Bu karayı kendi alnımıza çalmayalım!

Tarihimizin bazı utanç sayfaları vardır, okumaktan kaçarsınız

Tıpkı Selanik'in tek kurşun atılmadan Yunanlılara teslim edilmesi veya düzenli ordumuzun Bulgar çetelerinin önünde İstanbul önlerine kadar çekilmesi gibi millî tarihin utanç verici sayfalarından birisi olan Boraltan Köprüsü faciası gibi

O kara lekeleri, milletinize de, tarihinize de yakıştıramazsınız, içiniz daralır Özellikle İnönü'nün Millî Şef, milliyetçiliğiyle bilinen Saraçoğlu'nun Başbakan olduğu dönemde yaşanan Boraltan'ı

Hatırlayalım: Türkiye'nin sınır karakolunda bekletilen 195 'Sovyetler vatandaşı' Türk... Sözde 'savaş suçlusu'ydu onlar ve 'vatana ihanet'ten yargılanacaklardı

Ruslar derhal iadelerini istiyordu... Karakol komutanı 'Millî Şef'in Ankara'sına soruyor... Ankara'dan gecikmeden cevap geliyor: "İade edin!.." Sınırı geçer geçmez kurşuna dizileceklerini bilen karakol komutanı inanamıyor ve emri tekrar tekrar teyit ettiriyor... Ankara'da tereddüt yok!..

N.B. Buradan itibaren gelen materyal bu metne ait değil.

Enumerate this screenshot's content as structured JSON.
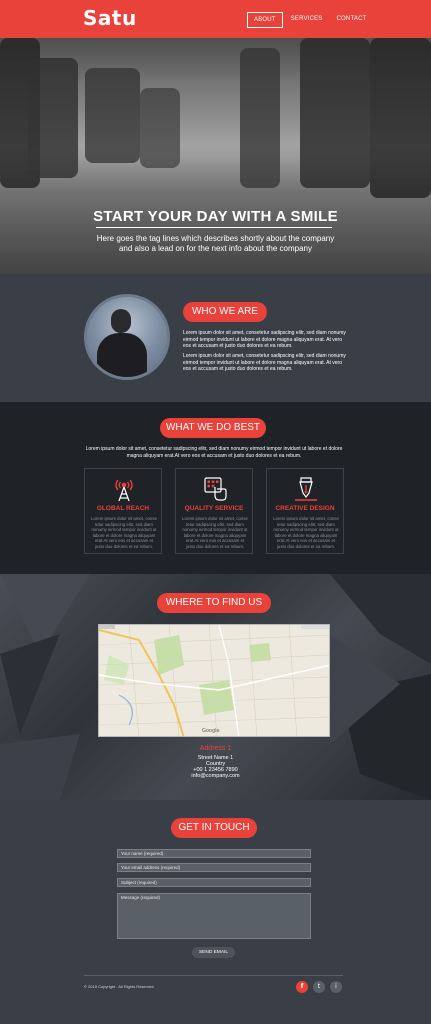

Ve tarihin en dramatik yolculuklarından birisi başlıyor 1945'te, Aras nehri üzerinde... Sığınmacı Türkler'in "Bizi Ruslara teslim etmeyin, bari siz öldürün" yakarışları da fayda etmiyor... Çaresiz bir şekilde sınırın ötesine geçerken, eşyalarını Türkiye tarafında bırakıyorlar ağlaya ağlaya... Kardeşin kardeşe ihanetini çözemeden sınırın ötesinde, kendilerini teslim eden askerlerin gözleri önünde Stalin'in Kızılordu'suna bağlı askerler tarafından kurşuna diziliyorlar...

Geriye bir rivayet kalıyor: Olayı içine sindiremeyen Türk karakol komutanı evine gitmiş ve kafasına kurşun sıkarak intihar etmiş...

İç kanatan bir başka acı hikâye de Manastır'da yaşanmıştı Rus Konsolosu Rostkovski, kendisine selâm vermeyen Türk askerine hakaretler yağdırmış, bununla yetinmemiş askerin yüzünü kırbaçlamıştı Ağırına giden Halim isimli Türk askeri konsolos olduğunu dahi bilmediği Rostkovski'yi askerlik namusunu korumak için orada öldürmüştü

Rusların İstanbul'a baskısıyla alelacele kurulan askerî mahkeme Türk askerini ve 'cinayete engel olmadığı' gerekçesiyle arkadaşı olan bir başka Türk askerini idama mahkûm etmişti Mahkeme, Rusların baskısı üzerine olayı 'taammüden'e sokmuştu

Bardakçı, Enver Paşa otobiyografisinden günümüz Türkçesiyle Paşa'nın şu notunu aktarır: "Derhal kurulan askerî mahkemede bulundum. Rusya Sefareti Baştercümanı Mandelstam'ın hükûmete yaptığı hakaret bütün âsâbımı tahrik ediyor, 'Âh, ne vakit iyi bir idare kurulacak, ne vakit bizi bu tahkirlerden kurtaracak bir hükûmet teessüs edecek' diyordum.